H1a: / There will be a negative association between executive excess compensation and total CSR scores.
H1b: / There will be a negative association between executive excess compensation and CSR strengths
.
H1c: / There will be a positive association between executive excess compensation and CSR concerns.

2.2 Corporate Governance and Executive Excess Compensation

Numerous studies indicate that firms with weaker governance structures have greater agency problems, and CEOs at firms with greater agency problems receive greater compensation (Core et al., 1999; Basu et al., 2006). In particular, Basu et al. (2006) find that top executive pay is higher in firms with weaker corporate governance mechanisms, and smaller boards and the presence of outside director are associated with lower top executive pay. Core et al. (1999) also suggest that corporate governance is negatively related to executive excess compensation, and poor governance is clearly an important issue for shareholders, employees, suppliers, and society at large.

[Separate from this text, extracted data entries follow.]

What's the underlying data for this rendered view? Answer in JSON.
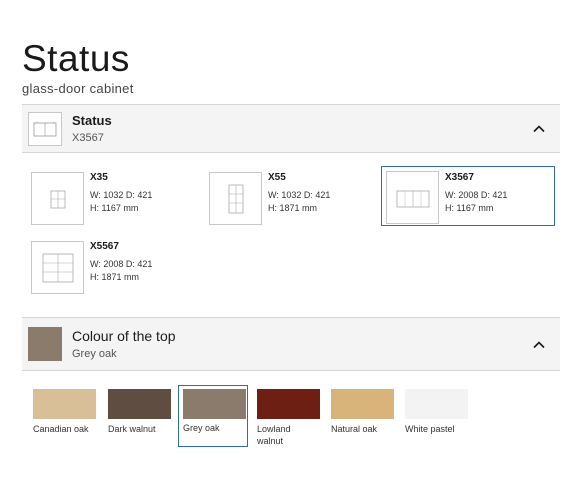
{
  "page": {
    "title": "Status",
    "subtitle": "glass-door cabinet"
  },
  "status_section": {
    "title": "Status",
    "value": "X3567",
    "thumb_icon": "cabinet-icon",
    "toggle_icon": "chevron-up-icon"
  },
  "models": [
    {
      "name": "X35",
      "dim1": "W: 1032 D: 421",
      "dim2": "H: 1167 mm",
      "selected": false
    },
    {
      "name": "X55",
      "dim1": "W: 1032 D: 421",
      "dim2": "H: 1871 mm",
      "selected": false
    },
    {
      "name": "X3567",
      "dim1": "W: 2008 D: 421",
      "dim2": "H: 1167 mm",
      "selected": true
    },
    {
      "name": "X5567",
      "dim1": "W: 2008 D: 421",
      "dim2": "H: 1871 mm",
      "selected": false
    }
  ],
  "colour_section": {
    "title": "Colour of the top",
    "value": "Grey oak",
    "toggle_icon": "chevron-up-icon"
  },
  "colours": [
    {
      "label": "Canadian oak",
      "color": "#d9bf98",
      "selected": false
    },
    {
      "label": "Dark walnut",
      "color": "#5e4d40",
      "selected": false
    },
    {
      "label": "Grey oak",
      "color": "#8a7b6c",
      "selected": true
    },
    {
      "label": "Lowland walnut",
      "color": "#6e1f14",
      "selected": false
    },
    {
      "label": "Natural oak",
      "color": "#d8b37a",
      "selected": false
    },
    {
      "label": "White pastel",
      "color": "#f3f3f3",
      "selected": false
    }
  ],
  "colors": {
    "accent": "#2f6ea8",
    "header_bg": "#f4f4f4",
    "border": "#d6d6d6"
  }
}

Overall, the foregoing suggests that firms with stronger general governance characteristics exhibit stricter executive compensation oversight. In order to strengthen previous finding as they consider excess compensation to be a sign of poor governance, we adopt Core et al.’s (2008) model to estimate executive excess compensation, and expect that there will be an inverse relationship between corporate governance mechanism and executive excess compensation:

H2: / There will be a negative association between corporate governance strength and executive excess compensation.

3. Research Design

3.1 Data Collection

We estimate the amount of executive compensation in excess of the pay justified by the economic determinants. Following Core et al. (2008), our study obtain the economic determinants of CEO/CFO compensation from Execucomp and Compustat for years from 2005 to 2010. Observations with missing data are excluded, and we match these data with CSR from KLD database to determine the firms included in our sample.

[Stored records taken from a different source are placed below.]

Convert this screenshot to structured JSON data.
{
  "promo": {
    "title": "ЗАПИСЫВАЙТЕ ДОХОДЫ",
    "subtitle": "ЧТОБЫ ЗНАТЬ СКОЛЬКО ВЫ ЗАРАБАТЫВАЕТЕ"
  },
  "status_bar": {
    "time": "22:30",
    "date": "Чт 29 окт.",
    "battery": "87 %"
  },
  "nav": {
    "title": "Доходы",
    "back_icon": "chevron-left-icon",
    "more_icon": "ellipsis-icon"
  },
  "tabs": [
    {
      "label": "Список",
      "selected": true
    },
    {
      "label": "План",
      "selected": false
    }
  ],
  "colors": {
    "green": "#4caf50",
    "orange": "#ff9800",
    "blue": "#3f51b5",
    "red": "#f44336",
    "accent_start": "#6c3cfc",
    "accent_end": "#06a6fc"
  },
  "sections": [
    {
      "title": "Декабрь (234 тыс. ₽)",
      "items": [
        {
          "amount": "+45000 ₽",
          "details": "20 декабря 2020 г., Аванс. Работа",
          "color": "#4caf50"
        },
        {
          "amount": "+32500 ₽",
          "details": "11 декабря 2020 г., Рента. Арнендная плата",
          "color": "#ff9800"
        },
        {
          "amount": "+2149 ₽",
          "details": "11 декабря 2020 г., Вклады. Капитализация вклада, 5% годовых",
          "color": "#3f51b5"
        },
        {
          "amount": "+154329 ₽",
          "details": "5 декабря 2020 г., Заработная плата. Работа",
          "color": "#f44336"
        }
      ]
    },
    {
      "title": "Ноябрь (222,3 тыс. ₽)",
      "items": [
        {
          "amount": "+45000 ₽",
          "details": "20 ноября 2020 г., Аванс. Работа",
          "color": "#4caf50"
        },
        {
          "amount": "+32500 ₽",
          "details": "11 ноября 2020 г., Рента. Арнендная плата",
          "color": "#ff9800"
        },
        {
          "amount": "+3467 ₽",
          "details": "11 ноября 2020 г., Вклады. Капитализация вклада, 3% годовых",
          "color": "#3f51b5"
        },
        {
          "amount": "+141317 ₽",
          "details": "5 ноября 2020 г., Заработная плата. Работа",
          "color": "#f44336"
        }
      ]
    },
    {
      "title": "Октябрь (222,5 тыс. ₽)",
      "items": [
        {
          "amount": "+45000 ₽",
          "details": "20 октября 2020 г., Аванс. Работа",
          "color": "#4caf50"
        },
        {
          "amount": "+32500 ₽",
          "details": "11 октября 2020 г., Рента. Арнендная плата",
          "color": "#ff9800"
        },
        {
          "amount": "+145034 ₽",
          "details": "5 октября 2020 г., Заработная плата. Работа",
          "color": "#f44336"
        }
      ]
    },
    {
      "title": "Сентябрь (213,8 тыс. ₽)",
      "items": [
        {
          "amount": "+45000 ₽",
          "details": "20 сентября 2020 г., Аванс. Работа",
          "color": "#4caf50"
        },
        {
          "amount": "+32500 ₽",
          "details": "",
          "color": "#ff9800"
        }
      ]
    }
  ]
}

To date, KLD[2] data have been used extensively in scholarly research. One of the advantages of the KLD ratings is that they are based on the extensive research of independent analysts employed by the firm Kinder, Lydenberg, Domini and Company. By obtaining CSR ratings from the KLD database, we are able to assess different CSR dimensions in order to determine if a company is socially responsible.

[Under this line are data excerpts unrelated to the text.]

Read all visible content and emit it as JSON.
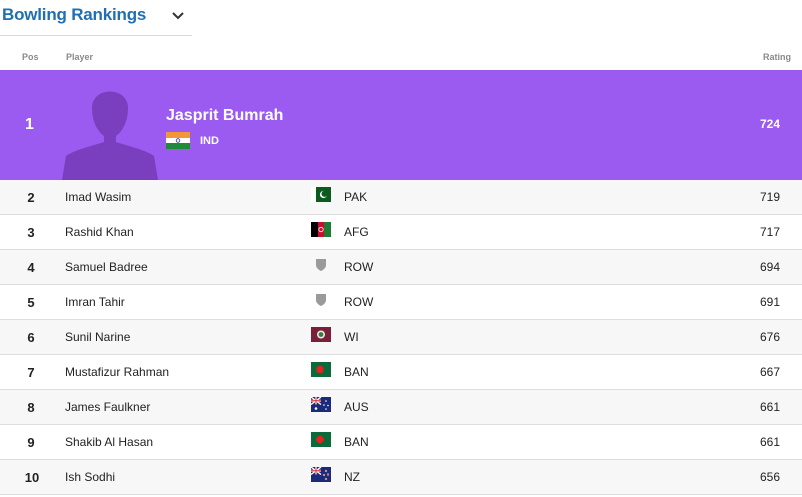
{
  "header": {
    "title": "Bowling Rankings",
    "dropdown_icon": "chevron-down-icon"
  },
  "columns": {
    "pos": "Pos",
    "player": "Player",
    "rating": "Rating"
  },
  "top": {
    "pos": "1",
    "name": "Jasprit Bumrah",
    "team": "IND",
    "rating": "724",
    "flag": "india-flag",
    "highlight_color": "#9b5bf0"
  },
  "rows": [
    {
      "pos": "2",
      "name": "Imad Wasim",
      "team": "PAK",
      "rating": "719",
      "flag": "pakistan-flag"
    },
    {
      "pos": "3",
      "name": "Rashid Khan",
      "team": "AFG",
      "rating": "717",
      "flag": "afghanistan-flag"
    },
    {
      "pos": "4",
      "name": "Samuel Badree",
      "team": "ROW",
      "rating": "694",
      "flag": "shield-icon"
    },
    {
      "pos": "5",
      "name": "Imran Tahir",
      "team": "ROW",
      "rating": "691",
      "flag": "shield-icon"
    },
    {
      "pos": "6",
      "name": "Sunil Narine",
      "team": "WI",
      "rating": "676",
      "flag": "west-indies-flag"
    },
    {
      "pos": "7",
      "name": "Mustafizur Rahman",
      "team": "BAN",
      "rating": "667",
      "flag": "bangladesh-flag"
    },
    {
      "pos": "8",
      "name": "James Faulkner",
      "team": "AUS",
      "rating": "661",
      "flag": "australia-flag"
    },
    {
      "pos": "9",
      "name": "Shakib Al Hasan",
      "team": "BAN",
      "rating": "661",
      "flag": "bangladesh-flag"
    },
    {
      "pos": "10",
      "name": "Ish Sodhi",
      "team": "NZ",
      "rating": "656",
      "flag": "new-zealand-flag"
    }
  ]
}
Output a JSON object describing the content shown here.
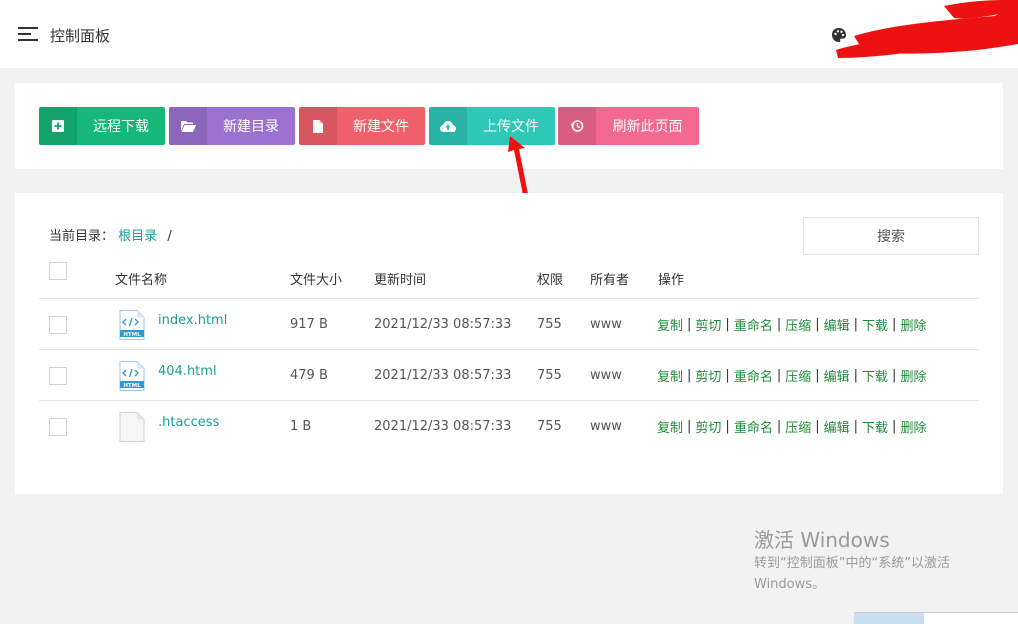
{
  "header": {
    "title": "控制面板",
    "menu_icon": "hamburger-menu-icon",
    "theme_icon": "palette-icon"
  },
  "toolbar": {
    "buttons": [
      {
        "label": "远程下载",
        "icon": "plus-square-icon",
        "color": "#16b777"
      },
      {
        "label": "新建目录",
        "icon": "folder-open-icon",
        "color": "#9b72d0"
      },
      {
        "label": "新建文件",
        "icon": "file-icon",
        "color": "#f0606a"
      },
      {
        "label": "上传文件",
        "icon": "cloud-upload-icon",
        "color": "#2ec7b8"
      },
      {
        "label": "刷新此页面",
        "icon": "history-icon",
        "color": "#f2688f"
      }
    ]
  },
  "browser": {
    "cwd_label": "当前目录：",
    "cwd_link": "根目录",
    "cwd_sep": "/",
    "search_label": "搜索",
    "columns": [
      "文件名称",
      "文件大小",
      "更新时间",
      "权限",
      "所有者",
      "操作"
    ],
    "rows": [
      {
        "name": "index.html",
        "icon": "html-file-icon",
        "size": "917 B",
        "mtime": "2021/12/33 08:57:33",
        "perm": "755",
        "owner": "www"
      },
      {
        "name": "404.html",
        "icon": "html-file-icon",
        "size": "479 B",
        "mtime": "2021/12/33 08:57:33",
        "perm": "755",
        "owner": "www"
      },
      {
        "name": ".htaccess",
        "icon": "blank-file-icon",
        "size": "1 B",
        "mtime": "2021/12/33 08:57:33",
        "perm": "755",
        "owner": "www"
      }
    ],
    "actions": [
      "复制",
      "剪切",
      "重命名",
      "压缩",
      "编辑",
      "下载",
      "删除"
    ],
    "action_sep": "|"
  },
  "watermark": {
    "title": "激活 Windows",
    "line1": "转到“控制面板”中的“系统”以激活",
    "line2": "Windows。"
  },
  "colors": {
    "link": "#1aa094",
    "action": "#1f8c3a",
    "annotation_arrow": "#ee1111"
  }
}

KLD organizes items related to CSR into two major categories: qualitative issues and controversial business issues. Qualitative issues include corporate governance, community, diversity, employee relations, environment, product, and human rights. Controversial business issues include alcohol, gambling, tobacco, firearms, military, and nuclear power, which are exclusionary categories and the only type of rating for these issues is a concern rating. Therefore, we did not consider these exclusionary categories. In particular, following Kim et al. (2011), we include six social rating categories from KLD database: (1) corporate governance (CGOV), (2) community (COM), (3) diversity (DIV), (4) employee relations (EMP), (5) environment (ENV), and (6) product (PRO). Since corporate governance is perceived as a distinct construct of CSR, we disentangle the effect of CSR and corporate governance by constructing CSR scores based on the last five dimensions, excluding corporate governance (CGOV).